A node is the background process that does the real work: it discovers Claude Code sessions, controls their tmux panes, and serves a local API (a unix socket) that the TUI talks to. You don't talk to the node directly — the TUI does.

There are two ways a local node comes to life:

  • Ephemeral — running argus with no node already up offers to spawn one. It's tied to that TUI and dies when you quit.

    sh
    argus          # open the TUI (can spawn an ephemeral node if none is running)
  • Persistentargus start runs a node in the foreground that keeps going regardless of whether a TUI is open.

    sh
    argus start    # run a persistent node

Discovery

Argus finds Claude Code sessions by scanning your tmux panes — there's no per-session setup.

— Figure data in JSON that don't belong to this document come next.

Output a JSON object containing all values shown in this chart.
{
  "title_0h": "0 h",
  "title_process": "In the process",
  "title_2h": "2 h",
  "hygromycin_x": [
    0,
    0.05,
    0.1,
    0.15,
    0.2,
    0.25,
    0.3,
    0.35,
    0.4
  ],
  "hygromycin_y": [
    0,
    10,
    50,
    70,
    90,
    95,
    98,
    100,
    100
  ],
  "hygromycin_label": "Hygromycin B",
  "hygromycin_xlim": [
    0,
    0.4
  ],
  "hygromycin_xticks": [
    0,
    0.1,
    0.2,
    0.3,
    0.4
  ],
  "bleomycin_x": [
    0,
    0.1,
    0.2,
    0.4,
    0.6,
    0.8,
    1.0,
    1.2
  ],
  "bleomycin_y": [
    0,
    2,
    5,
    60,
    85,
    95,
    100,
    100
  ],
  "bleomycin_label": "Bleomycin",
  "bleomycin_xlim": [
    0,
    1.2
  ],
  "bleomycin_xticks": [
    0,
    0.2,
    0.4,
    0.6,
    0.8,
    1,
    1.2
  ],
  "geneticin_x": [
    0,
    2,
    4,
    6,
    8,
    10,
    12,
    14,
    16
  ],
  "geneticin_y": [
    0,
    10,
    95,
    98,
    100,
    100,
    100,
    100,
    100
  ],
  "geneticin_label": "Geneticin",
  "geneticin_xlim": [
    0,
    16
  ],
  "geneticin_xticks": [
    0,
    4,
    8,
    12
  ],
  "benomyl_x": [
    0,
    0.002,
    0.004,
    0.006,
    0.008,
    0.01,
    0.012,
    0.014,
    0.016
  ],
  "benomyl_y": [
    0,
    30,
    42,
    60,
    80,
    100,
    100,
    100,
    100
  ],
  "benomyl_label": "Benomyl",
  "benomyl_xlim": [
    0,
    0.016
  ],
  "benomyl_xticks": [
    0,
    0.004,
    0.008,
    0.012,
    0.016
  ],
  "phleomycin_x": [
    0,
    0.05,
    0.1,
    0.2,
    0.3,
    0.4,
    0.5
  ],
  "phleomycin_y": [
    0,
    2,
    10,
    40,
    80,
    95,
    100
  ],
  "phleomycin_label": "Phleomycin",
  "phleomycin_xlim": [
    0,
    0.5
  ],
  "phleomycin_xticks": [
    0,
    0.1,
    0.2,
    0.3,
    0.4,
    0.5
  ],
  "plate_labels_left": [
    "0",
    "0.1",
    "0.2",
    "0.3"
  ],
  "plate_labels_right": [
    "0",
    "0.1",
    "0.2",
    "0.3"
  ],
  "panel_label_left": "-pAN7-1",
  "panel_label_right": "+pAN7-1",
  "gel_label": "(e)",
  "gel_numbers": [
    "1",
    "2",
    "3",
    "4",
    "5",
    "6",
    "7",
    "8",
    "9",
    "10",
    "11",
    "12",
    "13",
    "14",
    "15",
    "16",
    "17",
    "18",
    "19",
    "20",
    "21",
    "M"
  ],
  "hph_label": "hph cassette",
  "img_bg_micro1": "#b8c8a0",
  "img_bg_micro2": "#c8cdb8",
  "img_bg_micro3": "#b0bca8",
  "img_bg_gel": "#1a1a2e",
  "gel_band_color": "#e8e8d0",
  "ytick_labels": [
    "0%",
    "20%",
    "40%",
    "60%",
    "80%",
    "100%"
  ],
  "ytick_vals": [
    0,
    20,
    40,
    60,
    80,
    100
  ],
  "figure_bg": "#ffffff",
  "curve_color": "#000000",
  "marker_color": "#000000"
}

Just run claude inside a tmux session and it shows up:

sh
tmux new -s work
cd ~/code/my-project
claude

Keep an always-on node

Running argus spawns an ephemeral node that dies when you quit. To keep Argus watching your sessions even with no TUI open — so status is current the moment you reopen it — run a persistent node:

sh
argus start

Leave it running (in its own tmux window, a systemd/launchd service, etc.), and open the TUI against it whenever you want with argus.